Изменить размер шрифта - +
Благодаря постоянному, неменяющемуся изгибу целлулоидных конечностей спеленать эту куклу было невозможно, пришлось закутать в чью-то симпатичную крестильную шаль. Овечки, коровы и ослики, в бумажных масках этих животных, привалили гурьбой и встали на колени, придерживая свои уши и рожки. Явились трое миниатюрных волхвов, неся масляную лампу из меди и стекла, высокую серебряную сахарницу с носиком, китайскую лакированную сигаретницу миссис Элленби, и отдали поклон, и, словно немного поколебавшись, преклонили колена. Между тем в нефе собрались гурьбой маленькие пастухи. В проходе возник белокурый мальчик-хорист, чей чистенький голосок ещё только начинал ломаться, в одеянии из простыни, с хитроумно пристроенным нимбом, в сопровождении весьма немногочисленного сонма других ангелов. И на земле мир, в человеках благоволение! Родители детей были тронуты — сами не слишком умея разобраться в своём порыве. Тронуты были тем, как их собственная плоть и кровь разыгрывает действо рождения и родительства — с той же смесью неловкости, неведения, серьёзности и подражания, какой отмечены такие же неизбежные игры настоящих матерей и отцов. Сильно трогает душу детскость самих Марии и Иосифа, а не целлулоидный пупс, который всегда словно лишний в этом странном стечении чувств. Родители взволнованы, потому что детство их чад — быстротечно, на глазах исчезает. Ещё, может быть, подсознательно, темно взволнованы они тем, что закон смены плоти и крови таит личную угрозу для них самих. Эти маленькие создания — будущее и играют сейчас свою будущую жизнь. Исчезает не только детство: мужчины и женщины, передав свои гены, также делаются избыточны. Наблюдать за игрою этих актёров — означает мимоходом оказаться меж двух времён, между двух ролей. Мария взглядывает с заботой на куклу, и мать смотрит, с заботой, волнением, на детское тело Марии, на нежное её личико. А время бежит.
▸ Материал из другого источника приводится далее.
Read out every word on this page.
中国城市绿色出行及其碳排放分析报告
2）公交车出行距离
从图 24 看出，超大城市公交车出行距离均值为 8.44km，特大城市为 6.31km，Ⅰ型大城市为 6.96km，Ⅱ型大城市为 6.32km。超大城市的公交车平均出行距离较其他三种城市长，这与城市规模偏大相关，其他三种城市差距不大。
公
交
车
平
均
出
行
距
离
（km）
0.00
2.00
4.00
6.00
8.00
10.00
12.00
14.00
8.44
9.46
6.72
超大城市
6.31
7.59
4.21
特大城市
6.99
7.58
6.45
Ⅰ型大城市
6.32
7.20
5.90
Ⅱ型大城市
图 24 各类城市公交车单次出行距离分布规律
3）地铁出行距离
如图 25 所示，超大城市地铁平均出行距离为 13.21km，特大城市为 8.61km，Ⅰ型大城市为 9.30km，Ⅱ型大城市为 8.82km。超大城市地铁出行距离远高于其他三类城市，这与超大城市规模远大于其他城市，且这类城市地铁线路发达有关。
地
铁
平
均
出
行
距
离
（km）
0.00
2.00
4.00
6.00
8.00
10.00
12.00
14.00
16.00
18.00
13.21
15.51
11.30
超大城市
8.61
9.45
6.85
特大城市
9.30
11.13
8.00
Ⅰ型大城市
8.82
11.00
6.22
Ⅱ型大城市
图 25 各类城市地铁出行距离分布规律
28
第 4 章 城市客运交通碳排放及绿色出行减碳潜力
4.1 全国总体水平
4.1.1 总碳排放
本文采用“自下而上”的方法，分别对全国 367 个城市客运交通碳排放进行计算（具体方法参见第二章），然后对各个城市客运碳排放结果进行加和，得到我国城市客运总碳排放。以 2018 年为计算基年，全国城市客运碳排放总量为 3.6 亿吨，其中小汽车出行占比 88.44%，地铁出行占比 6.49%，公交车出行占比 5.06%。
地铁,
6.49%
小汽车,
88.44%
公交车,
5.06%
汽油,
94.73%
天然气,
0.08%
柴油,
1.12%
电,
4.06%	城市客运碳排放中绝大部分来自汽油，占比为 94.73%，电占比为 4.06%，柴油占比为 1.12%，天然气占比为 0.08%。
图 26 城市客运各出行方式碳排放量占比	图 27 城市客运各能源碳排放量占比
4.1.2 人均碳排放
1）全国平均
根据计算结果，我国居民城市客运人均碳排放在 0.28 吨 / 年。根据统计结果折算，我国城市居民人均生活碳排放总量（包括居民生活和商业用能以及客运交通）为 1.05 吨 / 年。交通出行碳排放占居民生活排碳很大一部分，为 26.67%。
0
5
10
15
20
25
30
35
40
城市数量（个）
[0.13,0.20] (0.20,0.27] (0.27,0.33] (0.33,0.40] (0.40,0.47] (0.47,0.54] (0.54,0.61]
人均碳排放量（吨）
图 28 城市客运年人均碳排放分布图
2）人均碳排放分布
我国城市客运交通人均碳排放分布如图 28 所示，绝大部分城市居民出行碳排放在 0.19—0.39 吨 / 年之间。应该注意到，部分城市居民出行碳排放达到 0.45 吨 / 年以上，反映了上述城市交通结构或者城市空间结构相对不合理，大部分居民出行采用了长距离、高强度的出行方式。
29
На амвоне появился Ирод — как всегда, самый лучший актёр, — притопнул ножкой, тряхнул деспотически локоном и, поправив бумажную корону, отрядил через алтарную часть храма своё символическое воинство. Избиение младенцев совершилось за сценой. Большой мальчик стал читать с аналоя про слёзы Рахили: Рахиль плачет о детях своих и не хочет утешиться, ибо их нет.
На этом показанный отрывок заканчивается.